SPG: Sandwiched Policy Gradient for Masked Diffusion Language Models
Created by
Haebom
Author
Chenyu Wang, Paria Rashidinejad, DiJia Su, Song Jiang, Sid Wang, Siyan Zhao, Cai Zhou, Shannon Zejiang Shen, Feiyu Chen, Tommi Jaakkola, Yuandong Tian, Bo Liu
Outline
Diffusion large-scale language models (dLLMs) are emerging as an efficient alternative to autoregressive models due to their ability to decode multiple tokens in parallel. However, aligning dLLMs with human preferences or task-specific rewards using reinforcement learning (RL) is challenging. This is because standard policy gradient methods cannot be directly applied due to the intractable log-likelihood. Previous studies have used surrogates such as the lower-evidence bound (ELBO), but these one-way approximations can lead to significant policy gradient bias. To address this, this study proposes the sandwich policy gradient (SPG), which utilizes both the upper and lower bounds of the true log-likelihood.

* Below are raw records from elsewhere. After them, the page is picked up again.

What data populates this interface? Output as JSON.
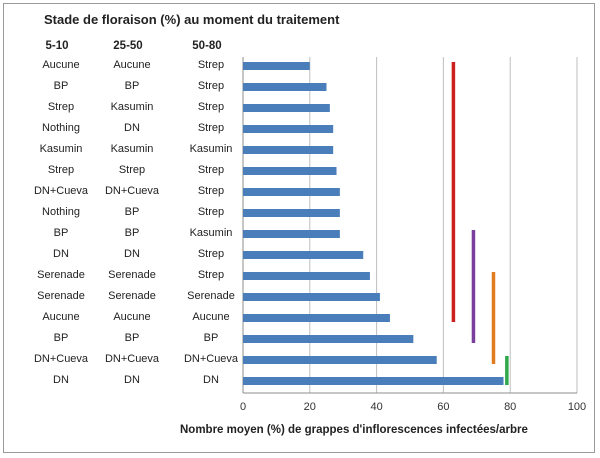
{
  "chart_data": {
    "type": "bar",
    "orientation": "horizontal",
    "title": "Stade de floraison (%) au moment du traitement",
    "xlabel": "Nombre moyen (%) de grappes d'inflorescences infectées/arbre",
    "ylabel": "",
    "xlim": [
      0,
      100
    ],
    "xticks": [
      0,
      20,
      40,
      60,
      80,
      100
    ],
    "grid": "vertical",
    "bar_color": "#4a7ebb",
    "label_columns": [
      "5-10",
      "25-50",
      "50-80"
    ],
    "rows": [
      {
        "labels": [
          "Aucune",
          "Aucune",
          "Strep"
        ],
        "value": 20
      },
      {
        "labels": [
          "BP",
          "BP",
          "Strep"
        ],
        "value": 25
      },
      {
        "labels": [
          "Strep",
          "Kasumin",
          "Strep"
        ],
        "value": 26
      },
      {
        "labels": [
          "Nothing",
          "DN",
          "Strep"
        ],
        "value": 27
      },
      {
        "labels": [
          "Kasumin",
          "Kasumin",
          "Kasumin"
        ],
        "value": 27
      },
      {
        "labels": [
          "Strep",
          "Strep",
          "Strep"
        ],
        "value": 28
      },
      {
        "labels": [
          "DN+Cueva",
          "DN+Cueva",
          "Strep"
        ],
        "value": 29
      },
      {
        "labels": [
          "Nothing",
          "BP",
          "Strep"
        ],
        "value": 29
      },
      {
        "labels": [
          "BP",
          "BP",
          "Kasumin"
        ],
        "value": 29
      },
      {
        "labels": [
          "DN",
          "DN",
          "Strep"
        ],
        "value": 36
      },
      {
        "labels": [
          "Serenade",
          "Serenade",
          "Strep"
        ],
        "value": 38
      },
      {
        "labels": [
          "Serenade",
          "Serenade",
          "Serenade"
        ],
        "value": 41
      },
      {
        "labels": [
          "Aucune",
          "Aucune",
          "Aucune"
        ],
        "value": 44
      },
      {
        "labels": [
          "BP",
          "BP",
          "BP"
        ],
        "value": 51
      },
      {
        "labels": [
          "DN+Cueva",
          "DN+Cueva",
          "DN+Cueva"
        ],
        "value": 58
      },
      {
        "labels": [
          "DN",
          "DN",
          "DN"
        ],
        "value": 78
      }
    ],
    "significance_lines": [
      {
        "color": "#cc1f1f",
        "x": 63,
        "from_row": 0,
        "to_row": 12
      },
      {
        "color": "#7b3f9e",
        "x": 69,
        "from_row": 8,
        "to_row": 13
      },
      {
        "color": "#e07b20",
        "x": 75,
        "from_row": 10,
        "to_row": 14
      },
      {
        "color": "#2ea84a",
        "x": 79,
        "from_row": 14,
        "to_row": 15
      }
    ]
  }
}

Experimental results show that SPG significantly outperforms baselines based on ELBO or single-step estimation. Specifically, SPG outperforms state-of-the-art dLLM RL methods by 3.6% on GSM8K, 2.6% on MATH500, 18.4% on Countdown, and 27.0% on Sudoku.
Takeaways, Limitations
•
Takeaways:
◦
We propose SPG, a novel method for reducing policy gradient bias in reinforcement learning of dLLM.
◦
Significantly improves performance over existing ELBO-based methods.
◦
Achieves state-of-the-art results in a variety of mathematical and reasoning tasks.
•
Limitations:
◦
The specific Limitations is not explicitly mentioned in the paper (however, due to the nature of dLLM, its computational complexity may be high).